The day after the meeting, McDaniel explained the “Net Assessed Valuation, or the total property value growth projections in our district combined with the bonds we are paying off allows us to project what our taxation could be moving forward.”
He noted these are projections “based on historical data.”
The district is currently paying on three bonds, McDaniel said. Last year, MPS paid off in full the 2009 bonds. This totaled $57.96 million which mostly went to a major high school renovation.
In 2023, McDaniel said the district will pay off the 2012, 2014 and 2016 bonds. Then if the 2017 bond proposal passes, the 12-year issue will be paid off in 2029.
The 2012 bond totaled $93.1 million and included building two new schools: Canyon Ridge and Prairie View Elementary, and the new MHS Events Center as the major projects.
Voters approved a $7 million bond in 2014 that provided big items like a new JROTC facility, vo-ag barn and storm shelters.
Finally, in 2016, the district proposed $4.5 million for new textbooks, buses, and HVACs.
If the new bond proposal is approved, McDaniel said the new elementary and intermediate schools would come online the 2018-2019 school year. Then the district’s third middle school would open the following year, he added.
All three new schools are needed, he explained, because school sites are at 90 percent capacity and still growing.

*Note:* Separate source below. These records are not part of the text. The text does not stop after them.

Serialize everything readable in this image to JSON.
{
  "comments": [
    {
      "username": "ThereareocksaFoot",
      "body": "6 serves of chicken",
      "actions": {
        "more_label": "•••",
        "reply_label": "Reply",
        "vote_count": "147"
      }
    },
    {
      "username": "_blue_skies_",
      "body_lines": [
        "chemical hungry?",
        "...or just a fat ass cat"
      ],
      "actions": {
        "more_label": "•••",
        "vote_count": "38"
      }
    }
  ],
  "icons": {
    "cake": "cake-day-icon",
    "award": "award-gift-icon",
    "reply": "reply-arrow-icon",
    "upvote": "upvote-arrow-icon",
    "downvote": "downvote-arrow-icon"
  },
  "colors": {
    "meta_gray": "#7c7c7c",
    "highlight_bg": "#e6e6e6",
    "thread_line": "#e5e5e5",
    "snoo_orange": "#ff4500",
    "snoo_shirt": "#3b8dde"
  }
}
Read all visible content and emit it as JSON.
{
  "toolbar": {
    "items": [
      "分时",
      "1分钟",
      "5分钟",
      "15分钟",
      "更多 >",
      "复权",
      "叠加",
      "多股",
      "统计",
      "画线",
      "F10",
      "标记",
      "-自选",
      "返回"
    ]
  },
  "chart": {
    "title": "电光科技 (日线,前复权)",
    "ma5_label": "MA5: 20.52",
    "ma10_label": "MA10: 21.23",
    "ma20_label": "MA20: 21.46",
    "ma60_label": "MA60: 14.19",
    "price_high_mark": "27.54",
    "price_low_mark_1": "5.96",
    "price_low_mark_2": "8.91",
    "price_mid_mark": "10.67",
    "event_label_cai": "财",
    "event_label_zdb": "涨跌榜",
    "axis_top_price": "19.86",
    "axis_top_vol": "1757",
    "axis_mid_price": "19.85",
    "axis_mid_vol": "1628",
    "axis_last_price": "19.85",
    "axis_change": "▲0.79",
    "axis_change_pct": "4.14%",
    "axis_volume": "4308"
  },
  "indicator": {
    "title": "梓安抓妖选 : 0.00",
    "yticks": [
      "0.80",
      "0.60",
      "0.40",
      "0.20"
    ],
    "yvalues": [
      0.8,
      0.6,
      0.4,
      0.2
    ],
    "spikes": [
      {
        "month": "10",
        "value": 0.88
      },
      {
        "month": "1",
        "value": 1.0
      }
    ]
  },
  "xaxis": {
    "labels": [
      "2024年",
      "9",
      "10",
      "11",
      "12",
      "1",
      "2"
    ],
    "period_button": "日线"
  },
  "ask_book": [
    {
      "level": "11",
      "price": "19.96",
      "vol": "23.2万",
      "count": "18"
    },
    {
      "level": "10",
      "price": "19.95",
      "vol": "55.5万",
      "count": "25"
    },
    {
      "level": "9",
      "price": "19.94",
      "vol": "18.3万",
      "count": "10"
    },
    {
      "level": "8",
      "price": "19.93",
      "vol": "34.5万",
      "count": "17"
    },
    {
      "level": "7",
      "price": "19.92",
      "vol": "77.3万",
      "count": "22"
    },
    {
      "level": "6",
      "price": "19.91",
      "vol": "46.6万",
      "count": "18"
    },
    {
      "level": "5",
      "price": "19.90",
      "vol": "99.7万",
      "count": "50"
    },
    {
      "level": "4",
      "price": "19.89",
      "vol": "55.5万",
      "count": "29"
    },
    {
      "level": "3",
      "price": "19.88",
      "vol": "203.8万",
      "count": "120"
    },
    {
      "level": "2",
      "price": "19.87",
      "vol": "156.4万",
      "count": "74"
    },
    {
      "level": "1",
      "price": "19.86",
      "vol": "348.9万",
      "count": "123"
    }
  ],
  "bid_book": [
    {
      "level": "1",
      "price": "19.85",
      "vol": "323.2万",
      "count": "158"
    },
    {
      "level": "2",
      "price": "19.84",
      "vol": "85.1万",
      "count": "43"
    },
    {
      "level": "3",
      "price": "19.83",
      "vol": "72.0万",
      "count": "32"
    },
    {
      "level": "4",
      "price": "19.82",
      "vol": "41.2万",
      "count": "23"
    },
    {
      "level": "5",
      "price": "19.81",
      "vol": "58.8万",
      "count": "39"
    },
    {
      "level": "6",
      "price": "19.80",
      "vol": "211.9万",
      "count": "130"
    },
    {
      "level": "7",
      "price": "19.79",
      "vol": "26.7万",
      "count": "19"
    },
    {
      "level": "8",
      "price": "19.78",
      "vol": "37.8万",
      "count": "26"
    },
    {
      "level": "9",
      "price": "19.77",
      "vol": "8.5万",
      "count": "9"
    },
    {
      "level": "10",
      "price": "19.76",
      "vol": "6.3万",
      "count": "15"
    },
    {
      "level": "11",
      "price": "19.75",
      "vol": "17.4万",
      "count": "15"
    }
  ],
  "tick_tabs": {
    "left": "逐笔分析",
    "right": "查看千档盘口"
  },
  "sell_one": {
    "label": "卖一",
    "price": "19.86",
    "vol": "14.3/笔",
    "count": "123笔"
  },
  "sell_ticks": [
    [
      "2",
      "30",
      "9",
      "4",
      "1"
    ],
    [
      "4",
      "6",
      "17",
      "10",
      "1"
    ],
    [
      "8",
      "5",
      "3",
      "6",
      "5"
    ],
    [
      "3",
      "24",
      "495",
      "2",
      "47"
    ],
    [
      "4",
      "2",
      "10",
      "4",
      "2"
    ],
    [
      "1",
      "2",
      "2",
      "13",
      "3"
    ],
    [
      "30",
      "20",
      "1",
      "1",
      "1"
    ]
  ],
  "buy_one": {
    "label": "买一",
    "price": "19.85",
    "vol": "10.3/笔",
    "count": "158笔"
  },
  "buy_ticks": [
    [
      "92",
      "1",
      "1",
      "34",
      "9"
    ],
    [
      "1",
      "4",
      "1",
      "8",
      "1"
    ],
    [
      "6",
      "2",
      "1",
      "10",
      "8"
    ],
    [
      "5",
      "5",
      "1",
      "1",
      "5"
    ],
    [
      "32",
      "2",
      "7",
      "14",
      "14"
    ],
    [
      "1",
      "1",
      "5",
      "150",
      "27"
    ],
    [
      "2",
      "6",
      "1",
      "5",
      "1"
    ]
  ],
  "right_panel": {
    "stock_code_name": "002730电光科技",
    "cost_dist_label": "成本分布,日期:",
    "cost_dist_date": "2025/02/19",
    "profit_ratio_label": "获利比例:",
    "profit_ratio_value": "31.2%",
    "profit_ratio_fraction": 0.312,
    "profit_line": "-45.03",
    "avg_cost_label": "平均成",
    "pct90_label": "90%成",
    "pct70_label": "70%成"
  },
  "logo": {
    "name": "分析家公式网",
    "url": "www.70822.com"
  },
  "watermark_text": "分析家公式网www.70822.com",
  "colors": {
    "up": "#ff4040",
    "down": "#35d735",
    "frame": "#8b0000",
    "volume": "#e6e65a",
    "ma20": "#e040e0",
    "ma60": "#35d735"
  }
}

At the high school, the school board has committed to just one campus instead of two. He said to add capacity there, the 2017 bond proposes a science academy to “pull 200 kids an hour everyday” from the main campus to there.
McDaniel said a new auditorium on the high school campus, another 2017 proposed project, could lead to a partnership with the city for concerts, national speakers and trade shows. The target for seating in the facility is 1,600.
Kevin Riley, Ward 1 council member, jokingly asked McDaniel about graduation and how long the ceremony might last by the time his child graduates in 2020. The school official said Lloyd Noble Center in Norman has worked well with the district for graduation. He commented this year, the final section of Lloyd Noble will be opened this year at graduation due to the continually growing attendance.
The 2016 graduating class included 673 students, McDaniel said.
The superintendent has other scheduled talks including: Trails Elementary at 6 p.m. today, the high school media center at 3:45 p.m. Jan. 24, Prairie View Elementary at 6 p.m. Jan. 24 and Valley Elementary at 6 p.m. Jan. 26.